With 8 in mind, Shelly shuffles as quickly as her dumb mind will allow across the cold floor, picking up dirt and those damn floating hairs on the soles of her feet, to the searing heat of the shower.
Sleeps. In bed, in the shower, in the 4, during the 7, in the 4 again. Only to repeat 1.
Terrifyingly silent men with loud erratic movements and eyes that stare. Sometimes they smell like 7, sometimes they come in suits and ties, and it is their small tense gestures when confronted with 6 which betray their danger.
Space which alternately floats and jolts, heaves and hos, filled in the mornings with swarms of 6 and in the late darkness with only one or two 3.
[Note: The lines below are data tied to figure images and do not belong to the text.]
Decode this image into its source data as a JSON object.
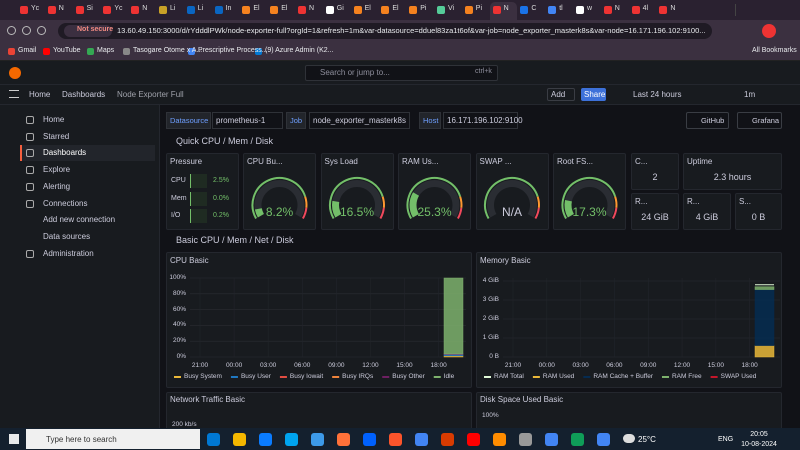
{
  "browser": {
    "tabs": [
      "Yc",
      "N",
      "Si",
      "Yc",
      "N",
      "Li",
      "Li",
      "In",
      "El",
      "El",
      "N",
      "Gi",
      "El",
      "El",
      "Pi",
      "Vi",
      "Pi",
      "N",
      "C",
      "tl",
      "w",
      "N",
      "4l",
      "N"
    ],
    "security": "Not secure",
    "url": "13.60.49.150:3000/d/rYdddlPWk/node-exporter-full?orgId=1&refresh=1m&var-datasource=dduel83za1t6of&var-job=node_exporter_masterk8s&var-node=16.171.196.102:9100...",
    "bookmarks": [
      "Gmail",
      "YouTube",
      "Maps",
      "Tasogare Otome x A...",
      "Prescriptive Process...",
      "(9) Azure Admin (K2..."
    ],
    "all_bookmarks": "All Bookmarks"
  },
  "grafana": {
    "search": "Search or jump to...",
    "shortcut": "ctrl+k",
    "breadcrumbs": [
      "Home",
      "Dashboards",
      "Node Exporter Full"
    ],
    "add": "Add",
    "share": "Share",
    "time_range": "Last 24 hours",
    "refresh": "1m",
    "nav": [
      {
        "label": "Home"
      },
      {
        "label": "Starred"
      },
      {
        "label": "Dashboards",
        "active": true
      },
      {
        "label": "Explore"
      },
      {
        "label": "Alerting"
      },
      {
        "label": "Connections",
        "children": [
          "Add new connection",
          "Data sources"
        ]
      },
      {
        "label": "Administration"
      }
    ],
    "variables": [
      {
        "label": "Datasource",
        "value": "prometheus-1"
      },
      {
        "label": "Job",
        "value": "node_exporter_masterk8s"
      },
      {
        "label": "Host",
        "value": "16.171.196.102:9100"
      }
    ],
    "links": [
      "GitHub",
      "Grafana"
    ],
    "rows": [
      "Quick CPU / Mem / Disk",
      "Basic CPU / Mem / Net / Disk"
    ],
    "pressure": {
      "title": "Pressure",
      "items": [
        {
          "label": "CPU",
          "value": 2.5,
          "value_label": "2.5%"
        },
        {
          "label": "Mem",
          "value": 0.0,
          "value_label": "0.0%"
        },
        {
          "label": "I/O",
          "value": 0.2,
          "value_label": "0.2%"
        }
      ]
    },
    "gauge_thresholds": [
      {
        "value": 0,
        "color": "#73bf69"
      },
      {
        "value": 80,
        "color": "#ff9830"
      },
      {
        "value": 90,
        "color": "#f2495c"
      }
    ],
    "gauges": [
      {
        "title": "CPU Bu...",
        "value": 8.2,
        "value_label": "8.2%"
      },
      {
        "title": "Sys Load",
        "value": 16.5,
        "value_label": "16.5%"
      },
      {
        "title": "RAM Us...",
        "value": 25.3,
        "value_label": "25.3%"
      },
      {
        "title": "SWAP ...",
        "value": null,
        "value_label": "N/A"
      },
      {
        "title": "Root FS...",
        "value": 17.3,
        "value_label": "17.3%"
      }
    ],
    "stats": [
      {
        "title": "C...",
        "value": 2
      },
      {
        "title": "Uptime",
        "value": 2.3,
        "value_label": "2.3 hours"
      },
      {
        "title": "R...",
        "value": 24,
        "value_label": "24 GiB"
      },
      {
        "title": "R...",
        "value": 4,
        "value_label": "4 GiB"
      },
      {
        "title": "S...",
        "value": 0,
        "value_label": "0 B"
      }
    ],
    "charts": [
      {
        "type": "stacked-area",
        "title": "CPU Basic",
        "ylim": [
          0,
          100
        ],
        "yticks": [
          {
            "value": 0,
            "label": "0%"
          },
          {
            "value": 20,
            "label": "20%"
          },
          {
            "value": 40,
            "label": "40%"
          },
          {
            "value": 60,
            "label": "60%"
          },
          {
            "value": 80,
            "label": "80%"
          },
          {
            "value": 100,
            "label": "100%"
          }
        ],
        "xticks": [
          "21:00",
          "00:00",
          "03:00",
          "06:00",
          "09:00",
          "12:00",
          "15:00",
          "18:00"
        ],
        "grid": true,
        "series": [
          {
            "name": "Busy System",
            "color": "#eab839",
            "value": 1.5
          },
          {
            "name": "Busy User",
            "color": "#1f78c1",
            "value": 2
          },
          {
            "name": "Busy Iowait",
            "color": "#e24d42",
            "value": 0.3
          },
          {
            "name": "Busy IRQs",
            "color": "#ef843c",
            "value": 0.1
          },
          {
            "name": "Busy Other",
            "color": "#6d1f62",
            "value": 0.3
          },
          {
            "name": "Idle",
            "color": "#7eb26d",
            "value": 95.8
          }
        ]
      },
      {
        "type": "stacked-area",
        "title": "Memory Basic",
        "ylim": [
          0,
          4.2
        ],
        "yticks": [
          {
            "value": 0,
            "label": "0 B"
          },
          {
            "value": 1,
            "label": "1 GiB"
          },
          {
            "value": 2,
            "label": "2 GiB"
          },
          {
            "value": 3,
            "label": "3 GiB"
          },
          {
            "value": 4,
            "label": "4 GiB"
          }
        ],
        "xticks": [
          "21:00",
          "00:00",
          "03:00",
          "06:00",
          "09:00",
          "12:00",
          "15:00",
          "18:00"
        ],
        "grid": true,
        "series": [
          {
            "name": "RAM Total",
            "color": "#e0f9d7",
            "value": 3.8,
            "line": true
          },
          {
            "name": "RAM Used",
            "color": "#eab839",
            "value": 0.6
          },
          {
            "name": "RAM Cache + Buffer",
            "color": "#052b51",
            "value": 2.95
          },
          {
            "name": "RAM Free",
            "color": "#7eb26d",
            "value": 0.15
          },
          {
            "name": "SWAP Used",
            "color": "#c4162a",
            "value": 0
          }
        ]
      }
    ],
    "more_panels": [
      {
        "title": "Network Traffic Basic",
        "tick": "200 kb/s"
      },
      {
        "title": "Disk Space Used Basic",
        "tick": "100%"
      }
    ]
  },
  "taskbar": {
    "search": "Type here to search",
    "weather": "25°C",
    "lang": "ENG",
    "time": "20:05",
    "date": "10-08-2024"
  }
}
Vagrants alike, wanderers of the earth. All one big happy fucking family. Of course he will still be there when Shelly gets home, merged with his crusty sheets, rolling in the green filth of his 4. She heats up his slop and leaves it at the door. Too exhausted to do anything else, she 2.
Ungodly school children shouting and coughing and stumbling around roughly falling onto each other and other members of the victim-audience in the 4.
Piss. Drink and excrement. A life cycle structurally familiar to Shelly’s, but not something she broadcasts. No, her life is more than that—at least she has a job. These 5 surely don’t. No-one would employ them. Not Shelly.
They changed the cast of actors on the 4 the evening prior, even the driver was different—unusual, and slightly unsettling.